These gardens, which began life as a rose garden, are one of several green spaces created on Montjuïc for the 1929 International Exposition.
These gardens, which began life as a rose garden, are one of several green spaces created on Montjuïc for the 1929 International Exposition. An old quarry allowed the construction of an amphitheatre that now hosts many of the Barcelona Grec Festival performances every summer. It is a sunny spot, with geometric flowerbeds, pergolas and terraces, from where visitors can admire the landscaped mountain and the city.
As you walk up Passeig de Santa Madrona, you will encounter a large, stone, imperial staircase that rises up either side of a wall. This is the main entrance to the gardens. From here you can see some of their main features: the pergola, the old pavilion and the sloping trimmed hedges with tall trees behind them.
Jardins del Teatre Grec is the current name of the Roserar Amargós, a rose garden that used to be part of a garden complex built on Montjuïc for the 1929 Barcelona International Exposition. This was named after the first architect to landscape Montjuïc, Amargós, but the gardens were designed by the French civil engineer, Jean-Claude Nicolas Forestier.
The main purpose of the Roserar Amargós was to connect the large Plaça del Solstici – originally part of the Jardins de Laribal but now the site of the Fundació Miró – to the lower part of Passeig de Santa Madrona and the 1929 International Exposition’s buildings located in that area, bridging a difference of 44 metres in ground levels.
After 1979, when democracy returned to Barcelona City Council, the site regained its artistic and landscape splendour, becoming the main venue for Barcelona’s summer festival: the Grec Festival.
Climber plants are the first thing you encounter when you reach the gardens, just before you go in: a large bougainvillea that brings colour to the wall at the main entrance, with stairs going up either side.
The Jardins del Teatre Grec are highly geometric gardens, with species that structure their layout. On the rectangular terrace closest to Passeig de Santa Madrona there are flowerbeds full of lavender. They share their space with Seville orange trees, African lilies and Natal lilies.
The geometric flowerbeds are bounded by small boxwood hedges. Common ivy fills the row of flowerbeds shaded by the pergola and several species of landscaped, flowering roses decorate the sunbathed flowerbeds that cover the large esplanade.
On the pergola that precedes the large upper terrace you will find jasmine and rose bushes, while the walls you come across as you go up to the highest part of the gardens are covered in ivy and Virginia creepers. The large upper terrace is notable for its ash trees, which mark the boundary of the part nearest to the neighbouring Jardins de Laribal, and the cypresses, some very tall, that are spread around the esplanade, mark out spaces and define paths. A large semi-circle of solid, tall holm oaks surrounds the upper part of the amphitheatre, separating it from the rest of the garden.
Two trees are listed in Barcelona’s Catalogue of Trees of Local Interest. On the left of the amphitheatre there is a pyramid tree, popularly known as “pica-pica” (prickly) due to the irritating hairs of its seeds, and on the path that joins up the Jardins del Teatre Grec with the Jardins de Laribal there is a large coral tree. There are also terracotta flower pots containing either small geraniums or ferns.
Landscaping and Design
Once you have climbed the first flight of steps, you will see a path on the left bounded by wrought-iron railings that fence off the gardens and a slope full of vegetation leading up to a mirador terrace, where you can enjoy an exceptional view of Barcelona.

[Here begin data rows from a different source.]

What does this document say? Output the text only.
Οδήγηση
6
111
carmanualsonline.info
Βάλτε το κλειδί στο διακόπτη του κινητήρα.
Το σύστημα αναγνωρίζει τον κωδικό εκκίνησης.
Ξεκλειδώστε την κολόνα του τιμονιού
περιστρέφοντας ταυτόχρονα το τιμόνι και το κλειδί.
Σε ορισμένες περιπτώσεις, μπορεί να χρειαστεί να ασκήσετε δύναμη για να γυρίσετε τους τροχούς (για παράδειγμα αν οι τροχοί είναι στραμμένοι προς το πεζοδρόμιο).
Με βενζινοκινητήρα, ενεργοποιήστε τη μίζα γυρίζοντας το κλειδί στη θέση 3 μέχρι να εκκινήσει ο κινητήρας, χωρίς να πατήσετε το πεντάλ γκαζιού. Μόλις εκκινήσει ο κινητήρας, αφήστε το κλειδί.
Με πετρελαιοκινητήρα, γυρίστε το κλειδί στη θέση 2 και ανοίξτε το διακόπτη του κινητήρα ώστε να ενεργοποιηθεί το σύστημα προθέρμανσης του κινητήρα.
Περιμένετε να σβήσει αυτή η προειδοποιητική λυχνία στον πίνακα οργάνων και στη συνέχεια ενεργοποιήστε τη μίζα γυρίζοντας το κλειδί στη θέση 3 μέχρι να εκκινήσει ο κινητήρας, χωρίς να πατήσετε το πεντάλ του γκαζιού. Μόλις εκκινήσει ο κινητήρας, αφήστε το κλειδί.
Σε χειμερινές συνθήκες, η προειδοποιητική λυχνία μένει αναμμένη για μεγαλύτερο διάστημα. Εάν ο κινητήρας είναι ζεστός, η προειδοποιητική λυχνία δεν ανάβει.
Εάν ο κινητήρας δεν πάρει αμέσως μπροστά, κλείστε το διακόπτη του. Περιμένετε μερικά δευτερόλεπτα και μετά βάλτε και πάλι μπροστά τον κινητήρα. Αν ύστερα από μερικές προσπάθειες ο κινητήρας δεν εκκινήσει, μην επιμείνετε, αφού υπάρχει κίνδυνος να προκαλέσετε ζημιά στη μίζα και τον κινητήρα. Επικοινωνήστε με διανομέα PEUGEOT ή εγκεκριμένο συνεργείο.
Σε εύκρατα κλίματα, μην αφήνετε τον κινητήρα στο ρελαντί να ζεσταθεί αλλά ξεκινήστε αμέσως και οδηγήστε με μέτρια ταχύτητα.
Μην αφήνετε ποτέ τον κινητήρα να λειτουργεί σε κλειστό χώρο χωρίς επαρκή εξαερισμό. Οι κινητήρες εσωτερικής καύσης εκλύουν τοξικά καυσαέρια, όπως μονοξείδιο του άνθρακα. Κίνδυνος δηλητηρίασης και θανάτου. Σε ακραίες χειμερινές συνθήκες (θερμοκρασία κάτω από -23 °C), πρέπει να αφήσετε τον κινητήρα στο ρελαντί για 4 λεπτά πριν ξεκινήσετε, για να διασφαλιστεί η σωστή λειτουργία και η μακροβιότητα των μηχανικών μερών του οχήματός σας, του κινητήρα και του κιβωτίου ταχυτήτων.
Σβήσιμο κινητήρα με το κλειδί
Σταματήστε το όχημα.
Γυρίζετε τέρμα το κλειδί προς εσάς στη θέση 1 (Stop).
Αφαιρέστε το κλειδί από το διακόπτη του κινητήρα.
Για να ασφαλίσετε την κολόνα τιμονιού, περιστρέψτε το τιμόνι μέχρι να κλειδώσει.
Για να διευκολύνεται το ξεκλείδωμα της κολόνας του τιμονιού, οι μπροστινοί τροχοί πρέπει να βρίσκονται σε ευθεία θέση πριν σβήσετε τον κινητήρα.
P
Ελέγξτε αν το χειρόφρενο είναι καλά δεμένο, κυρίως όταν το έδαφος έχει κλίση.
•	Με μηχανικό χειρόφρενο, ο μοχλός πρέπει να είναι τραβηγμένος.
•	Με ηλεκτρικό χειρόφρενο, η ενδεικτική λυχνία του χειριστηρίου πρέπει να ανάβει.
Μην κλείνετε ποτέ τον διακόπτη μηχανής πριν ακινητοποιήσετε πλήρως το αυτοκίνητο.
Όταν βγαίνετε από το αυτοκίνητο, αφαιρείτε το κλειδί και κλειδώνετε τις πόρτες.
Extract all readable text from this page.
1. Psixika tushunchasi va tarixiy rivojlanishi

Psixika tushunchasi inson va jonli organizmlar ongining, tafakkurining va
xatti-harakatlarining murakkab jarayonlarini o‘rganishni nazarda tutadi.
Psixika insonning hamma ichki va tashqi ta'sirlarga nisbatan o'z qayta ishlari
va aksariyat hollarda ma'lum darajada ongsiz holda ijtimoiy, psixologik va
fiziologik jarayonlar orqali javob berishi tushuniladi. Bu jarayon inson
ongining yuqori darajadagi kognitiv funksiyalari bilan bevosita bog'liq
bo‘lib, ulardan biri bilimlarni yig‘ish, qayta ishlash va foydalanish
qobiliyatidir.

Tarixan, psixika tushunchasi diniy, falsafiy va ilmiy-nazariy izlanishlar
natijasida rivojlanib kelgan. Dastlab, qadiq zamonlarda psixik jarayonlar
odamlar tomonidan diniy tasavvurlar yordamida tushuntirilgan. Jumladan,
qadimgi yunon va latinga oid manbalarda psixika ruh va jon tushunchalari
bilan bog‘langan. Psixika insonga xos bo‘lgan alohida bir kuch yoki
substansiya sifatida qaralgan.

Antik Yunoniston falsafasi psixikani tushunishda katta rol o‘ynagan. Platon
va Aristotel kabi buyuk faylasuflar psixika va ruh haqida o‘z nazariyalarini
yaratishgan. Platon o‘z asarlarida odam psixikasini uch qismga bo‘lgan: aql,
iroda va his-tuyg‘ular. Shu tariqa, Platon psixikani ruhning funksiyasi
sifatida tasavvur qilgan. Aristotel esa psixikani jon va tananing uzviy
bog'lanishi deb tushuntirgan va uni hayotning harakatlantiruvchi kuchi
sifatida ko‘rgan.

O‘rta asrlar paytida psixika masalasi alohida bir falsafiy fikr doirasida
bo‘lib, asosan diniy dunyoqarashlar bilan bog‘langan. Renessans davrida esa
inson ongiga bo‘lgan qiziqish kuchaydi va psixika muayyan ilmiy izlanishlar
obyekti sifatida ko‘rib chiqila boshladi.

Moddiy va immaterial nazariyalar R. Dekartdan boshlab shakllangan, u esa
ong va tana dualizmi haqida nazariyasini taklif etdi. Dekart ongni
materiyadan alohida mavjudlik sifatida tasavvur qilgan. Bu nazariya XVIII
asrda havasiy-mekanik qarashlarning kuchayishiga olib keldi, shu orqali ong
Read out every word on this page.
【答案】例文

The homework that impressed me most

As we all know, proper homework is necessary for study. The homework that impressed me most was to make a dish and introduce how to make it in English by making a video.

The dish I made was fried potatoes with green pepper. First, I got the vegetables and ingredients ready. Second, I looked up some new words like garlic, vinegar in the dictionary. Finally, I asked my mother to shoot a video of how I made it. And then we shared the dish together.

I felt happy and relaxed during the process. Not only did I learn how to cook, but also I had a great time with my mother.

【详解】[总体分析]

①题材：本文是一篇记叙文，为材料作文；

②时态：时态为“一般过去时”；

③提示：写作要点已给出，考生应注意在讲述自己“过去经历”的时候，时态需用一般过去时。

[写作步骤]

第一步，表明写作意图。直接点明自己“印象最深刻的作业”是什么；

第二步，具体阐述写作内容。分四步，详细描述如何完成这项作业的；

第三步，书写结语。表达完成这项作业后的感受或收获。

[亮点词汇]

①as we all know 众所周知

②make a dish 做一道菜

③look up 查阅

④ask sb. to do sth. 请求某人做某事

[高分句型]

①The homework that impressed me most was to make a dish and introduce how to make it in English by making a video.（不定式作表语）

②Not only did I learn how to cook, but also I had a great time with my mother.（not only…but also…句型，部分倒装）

On the left of the mirador, you will find one end of the pergola which crosses the gardens, dividing them into two large sections either side of the stairs. Climbing plants are the central feature here.
If, after going in, you go up a second flight of steps and then walk to the right, you will find a terrace on a level slightly below that of the mirador, with one part of the pergola above. The terrace is rectangular, quite long and landscaped with geometric flowerbeds full of aromatic plants and Seville orange trees next to the balustrade facing Passeig de Santa Madrona.
Layers of earth, superimposed to level out the sharp incline of an old quarry, enabled the creation of the amphitheatre’s large terrace in the upper part of the gardens. This provides a place to walk and stay awhile during the Grec Festival performances. Above the terrace there is a raised area dominated by a pavilion that houses a restaurant during the theatre season. There is a small rectangular terrace in front of this building with a pool that feeds the pool below, on the large terrace. It is an excellent place for admiring all the flowerbeds.
Art and Architecture
The amphitheatre in these gardens, which gives rise to their current name, was built according to the traditional Greek model. It was designed by the architect Ramon Reventós and made the most of the slope of the old “Machinet” quarry, which had been worked by excavating the earth before a huge wall of extremely hard stone just where Montjuïc mountain starts to rise.
As for the building that houses the bar restaurant during the theatre season, this was originally the Music Pavilion for the 1929 International Exposition.